When You're Left Dangling Over a Cliff
I’ve been thinking a lot about self-preservation. It keeps coming up in conversation—the fact that when we’re afraid of being hurt or have been hurt—we go into self-preservation mode.
We see this so clearly in Genesis 12:10-13. “Now there was a famine in the land, and Abram went down to Egypt to live there for a while because the famine was severe. As he was about to enter Egypt, he said to his wife Sarai, I know what a beautiful woman you are. When the Egyptians see you, they will say, 'This is his wife.' Then they will kill me but will let you live. Say you are my sister, so that I will be treated well for your sake and my life will be spared because of you."
Self-preservation. It happens. We see it when relationships rupture… in a marriage, church or nation. It happens when we get involved with those who are ruptured. We feel awkward, “Whose side should we take?” “What do we say?” “This is so uncomfortable.” We tend to go into self-preservation mode when there’s a rupture. We ignore, hide, and go inward. We put our heads in the sand & hope it goes away. We take up alliances… usually with those who can win or benefit us the most.
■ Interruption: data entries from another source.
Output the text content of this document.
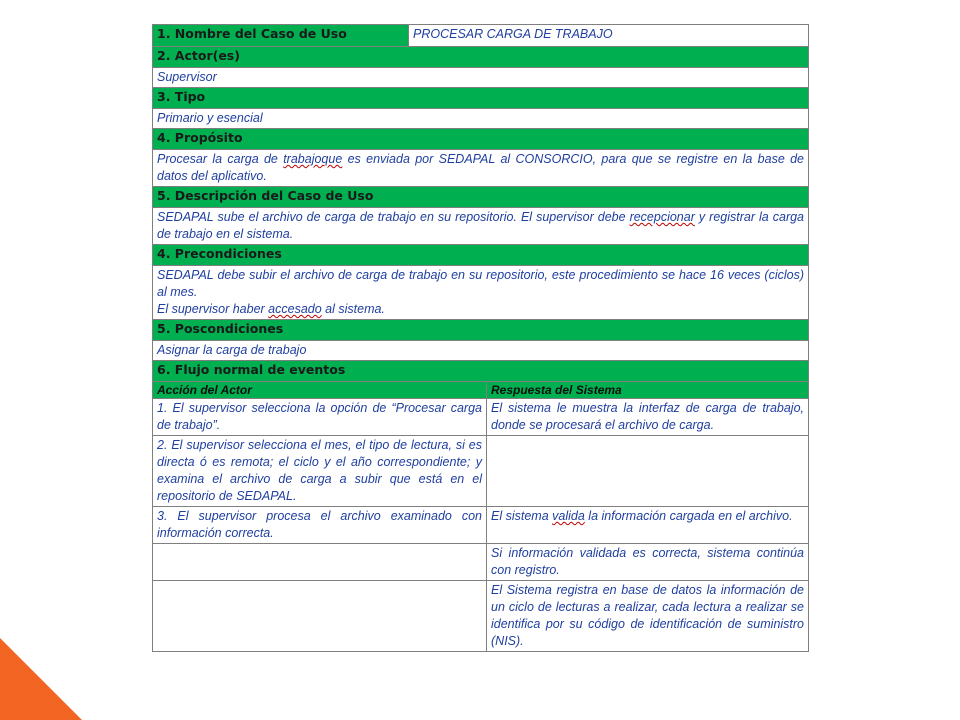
1. Nombre del Caso de Uso	PROCESAR CARGA DE TRABAJO	
2. Actor(es)		
Supervisor		
3. Tipo		
Primario y esencial		
4. Propósito		
Procesar la carga de trabajoque es enviada por SEDAPAL al CONSORCIO, para que se registre en la base de datos del aplicativo.		
5. Descripción del Caso de Uso		
SEDAPAL sube el archivo de carga de trabajo en su repositorio. El supervisor debe recepcionar y registrar la carga de trabajo en el sistema.		
4. Precondiciones		

SEDAPAL debe subir el archivo de carga de trabajo en su repositorio, este procedimiento se hace 16 veces (ciclos) al mes.
El supervisor haber accesado al sistema.		

5. Poscondiciones		
Asignar la carga de trabajo		
6. Flujo normal de eventos		
Acción del Actor		Respuesta del Sistema
1. El supervisor selecciona la opción de “Procesar carga de trabajo”.		El sistema le muestra la interfaz de carga de trabajo, donde se procesará el archivo de carga.
2. El supervisor selecciona el mes, el tipo de lectura, si es directa ó es remota; el ciclo y el año correspondiente; y examina el archivo de carga a subir que está en el repositorio de SEDAPAL.		
3. El supervisor procesa el archivo examinado con información correcta.		El sistema valida la información cargada en el archivo.
		Si información validada es correcta, sistema continúa con registro.
		El Sistema registra en base de datos la información de un ciclo de lecturas a realizar, cada lectura a realizar se identifica por su código de identificación de suministro (NIS).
We become less vulnerable, less willing to share our inner selves with others. We become suspicious and distrust others. We do this because we want all things to be good and wonderful. We don’t like to encounter difficulty, pain, suffering or discomfort. It’s not fun. I know I don’t like it. It’s hard… and I’m not a fan of hard. In fact, I must confess, I can be a self-preserver.
I wonder if self-preservation is a natural response… a God-given way to protect ourselves? Or, is it part of the fall… a way I respond that’s not of God at all? This is an important distinction because it lets me know if I need to embrace it (if it’s healthy), or if I need to fight it (if it’s destructive).
I was at lunch with Sally (not her real name) recently. Sally is wise. We talked extensively about how we Christians respond to difficulty by self-preservation. I asked if she thought it was a God-given thing or a part of the fall. She immediately responded, “Oh no, it’s part of our fallen state.” She gave this analogy. “There are times in life when we find ourselves dangling over a cliff. Our tendency is to try to get away from the pain, suffering or discomfort… to self-preserve.” Sally knows this all too well; she’s had a year plus of dangling. She continued. “The point is, when we self-preserve, we’re trying to get back on land. So, we try to rescue ourselves. But God wants us to wait on Him to rescue us. He’s our rescuer. When we try to do it ourselves, we are playing God.”
Now… don’t just move past that last part so quickly. Read it again. When we try to rescue ourselves, we are playing God. Carolyn Custis James, a wise woman and author of When Life and Beliefs Collide, said something very similar to me. “Jackie, when you are in pain, you want to remove yourself from it. But, if you will allow yourself to sit in it, you will find yourself asking questions you never would have asked before… questions God wants asked.” Now … don’t pass over that so quickly either. If you allow yourself to sit in pain, you will find yourself asking questions … questions God wants asked.
I wonder if our self-preservation is a more serious offense than we realize. I mean, God calls us to a serious kind of love with him and each other. Just consider how we violate this when we go into self-preservation mode. Just consider what we miss from him when we try to be our own rescuer. I have to confess… I’m a self-preserver and it’s a sin. I want for me what God has for me. So I pray: “Most merciful God, I confess that I have sinned against you in thought, word, and deed, by what I have done, and by what I have left undone. I have not loved you with my whole heart; I have not loved my neighbors as myself. I am truly sorry and I humbly repent. For the sake of your Son Jesus Christ, have mercy on me and forgive me; that I may delight in your will, and walk in your ways, to the glory of your Name.
Love, be willing to dangle and wait.